Red flag words to watch out for here: “Kuhnian revolutions”
It goes like this:
-McCarthy is (incorrectly) asserted to be the “leading expert” in the field; therefore his claims must be taken seriously.
-McCarthy is “affiliated” with a respectable institution; therefore his claims must be taken seriously.
-McCarthy’s ideas are representative of scientific consensus, and/or they are developed and tested using the same process as other mainstream scientific ideas. Because they are obviously ridiculous, scientists don’t know what they’re doing.
Red flag words to watch out for here: “expert, authority, top researcher”

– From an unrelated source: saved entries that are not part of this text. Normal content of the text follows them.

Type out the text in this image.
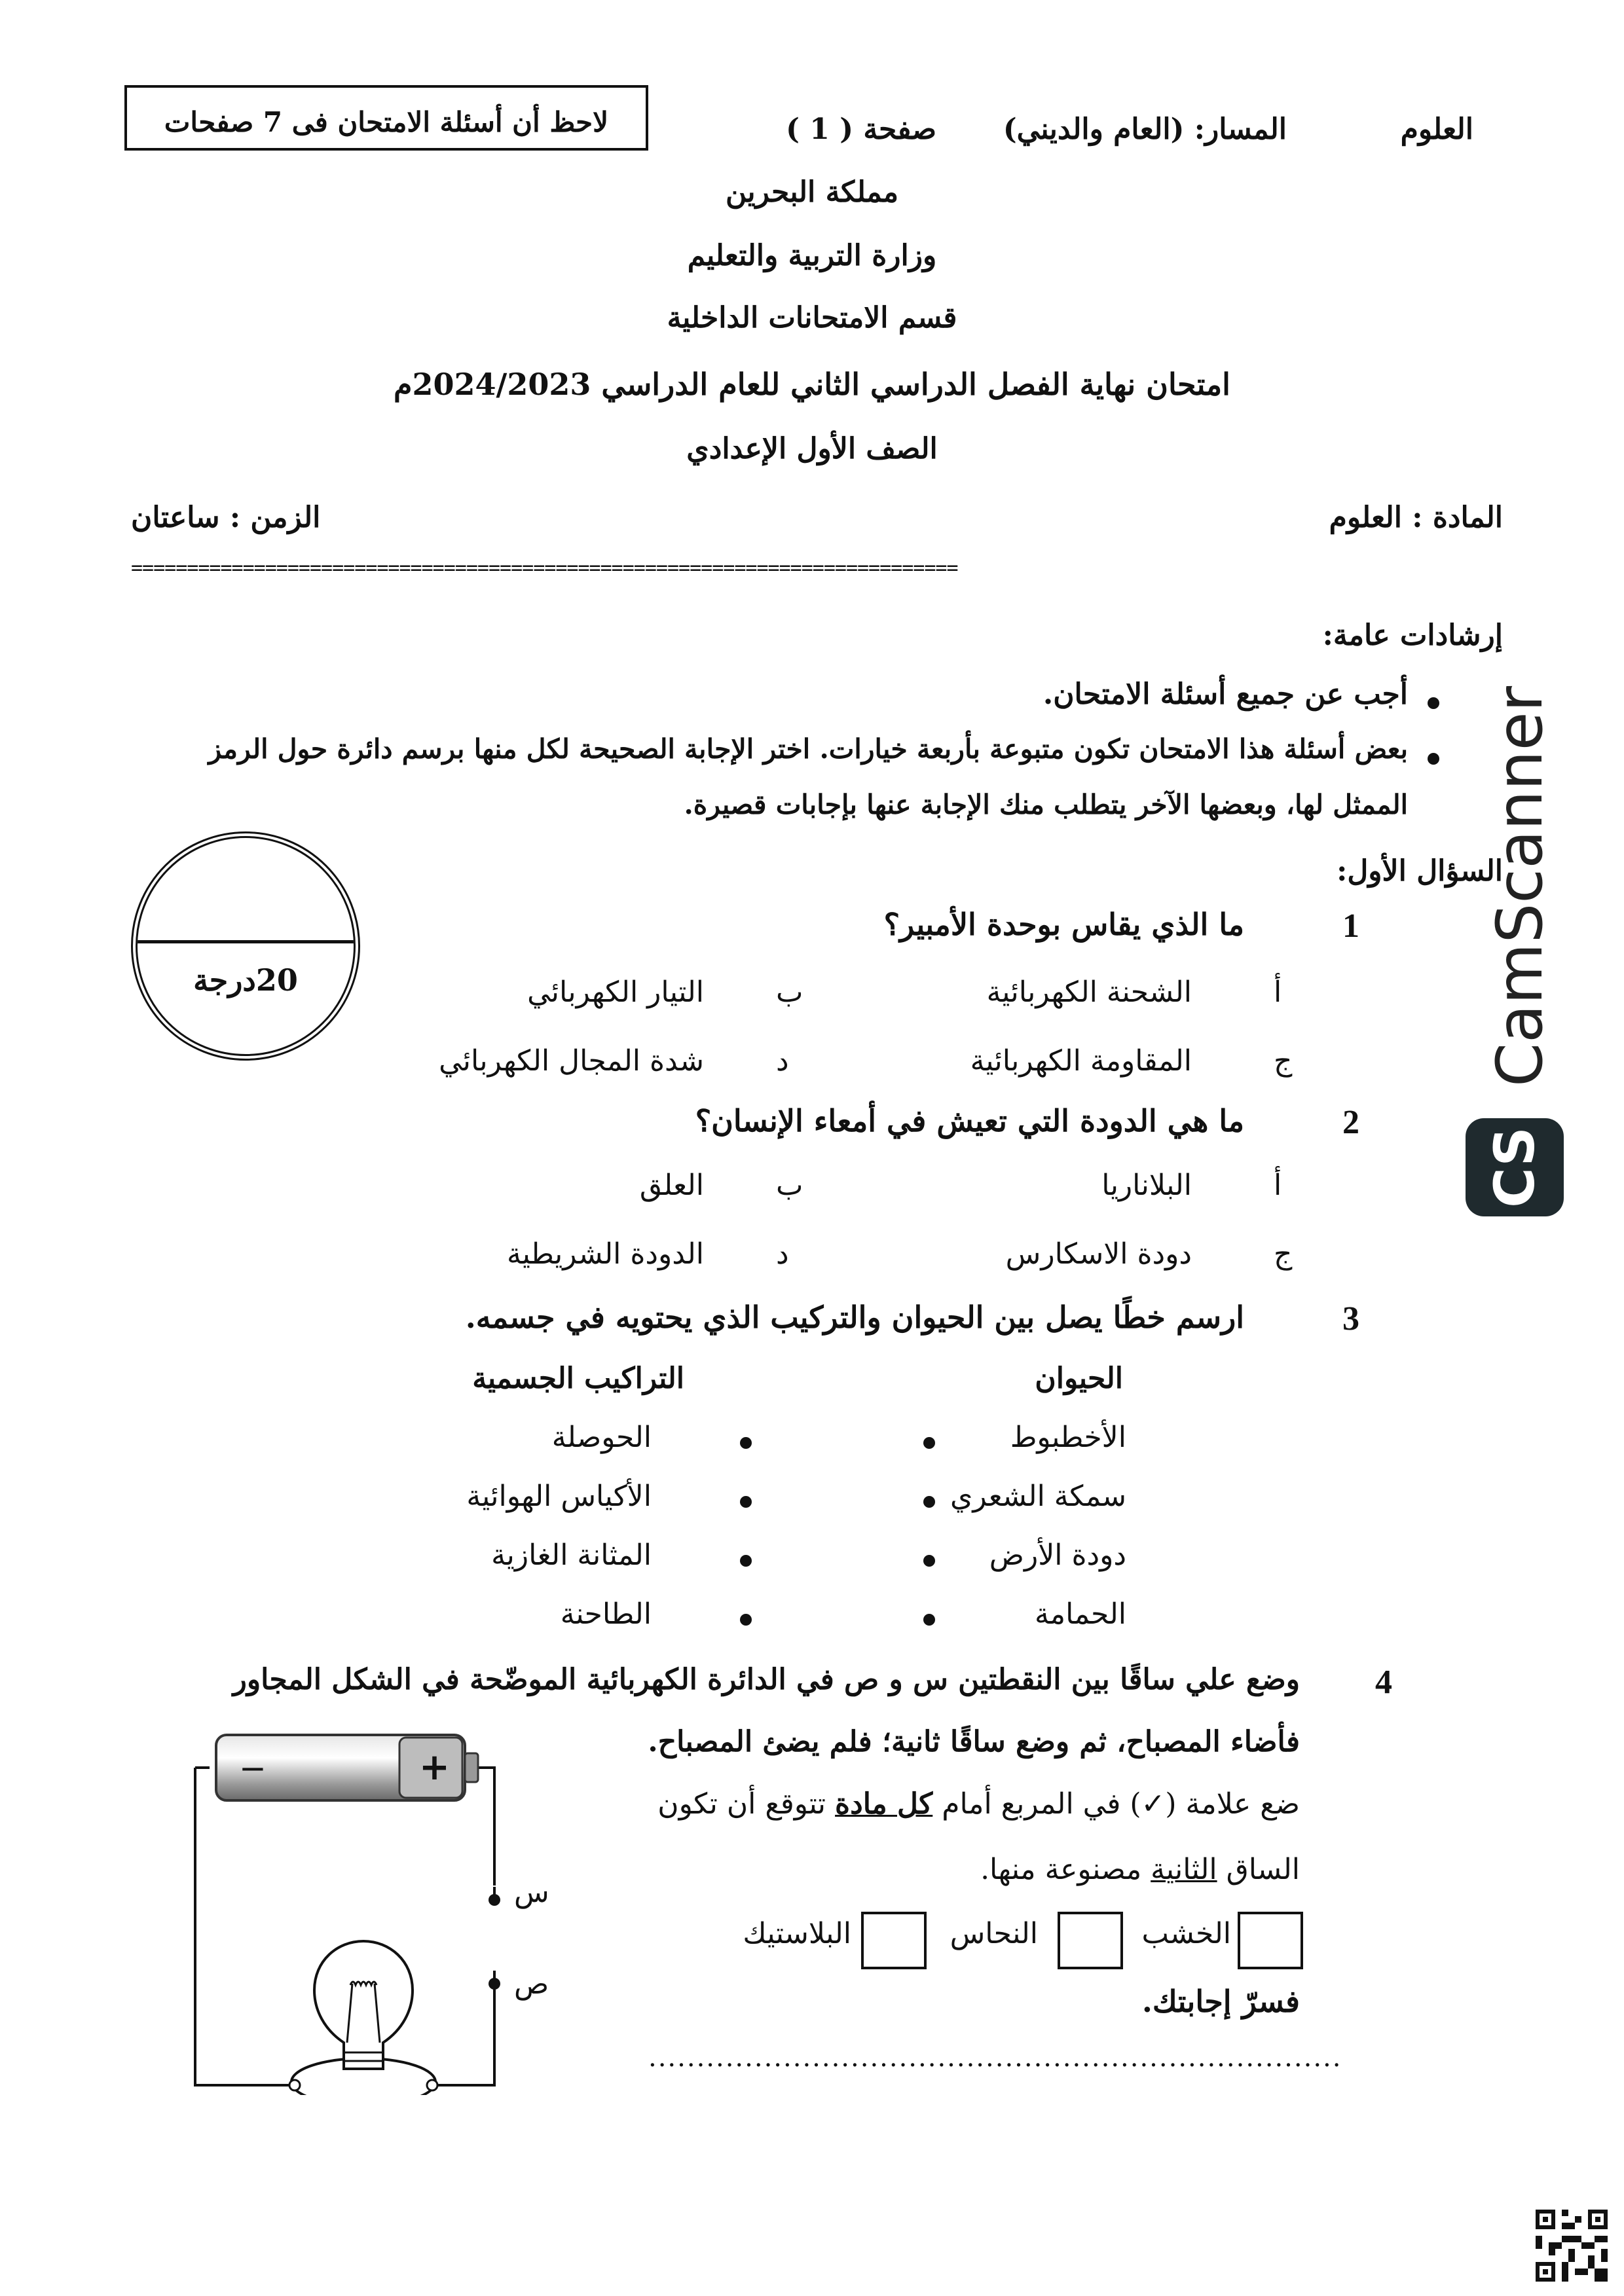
العلوم
المسار: (العام والديني)
صفحة ( 1 )
لاحظ أن أسئلة الامتحان فى 7 صفحات
مملكة البحرين
وزارة التربية والتعليم
قسم الامتحانات الداخلية
امتحان نهاية الفصل الدراسي الثاني للعام الدراسي 2024/2023م
الصف الأول الإعدادي
المادة : العلوم
الزمن : ساعتان
==========================================================================
إرشادات عامة:
أجب عن جميع أسئلة الامتحان.
بعض أسئلة هذا الامتحان تكون متبوعة بأربعة خيارات. اختر الإجابة الصحيحة لكل منها برسم دائرة حول الرمز
الممثل لها، وبعضها الآخر يتطلب منك الإجابة عنها بإجابات قصيرة.
السؤال الأول:
20درجة
1
ما الذي يقاس بوحدة الأمبير؟
أ
الشحنة الكهربائية
ب
التيار الكهربائي
ج
المقاومة الكهربائية
د
شدة المجال الكهربائي
2
ما هي الدودة التي تعيش في أمعاء الإنسان؟
أ
البلاناريا
ب
العلق
ج
دودة الاسكارس
د
الدودة الشريطية
3
ارسم خطًا يصل بين الحيوان والتركيب الذي يحتويه في جسمه.
الحيوان
التراكيب الجسمية
الأخطبوط
الحوصلة
سمكة الشعري
الأكياس الهوائية
دودة الأرض
المثانة الغازية
الحمامة
الطاحنة
4
وضع علي ساقًا بين النقطتين س و ص في الدائرة الكهربائية الموضّحة في الشكل المجاور
فأضاء المصباح، ثم وضع ساقًا ثانية؛ فلم يضئ المصباح.
ضع علامة (✓) في المربع أمام كل مادة تتوقع أن تكون
الساق الثانية مصنوعة منها.
الخشب
النحاس
البلاستيك
فسرّ إجابتك.
........................................................................
−	+
س
ص
CamScanner
CS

Always take the trouble to read a bit deeper about “revolutionary” scientific theories when they’re going viral on social media. The red flags are there if you know what to look for. Generally there will be some scientists who cover them, but this process takes time and effort, and would benefit from many more young scientists adding their voices. This treatment of the “primate-pig hybrid hypothesis” provides a very good example of where the tools of skepticism are needed to counteract irresponsible media coverage.
*For people unfamiliar with academia, “affiliation” usually implies ongoing employment in some capacity (research or teaching). This can be at several levels: graduate student, postdoc, adjunct professor, research fellow (like myself), or professor. Having once studied/taught/conducted research at a University isn’t generally referred to as “affiliation”, if you’re no longer there. For example, like McCarthy, I received my undergraduate and graduate degrees, conducted research, and taught all at one institution (Indiana University). I would never say that I was affiliated with IU, because I’m no longer there!
**Is it persecution to be denied special treatment in the publication process? That’s what they’ll have you believe.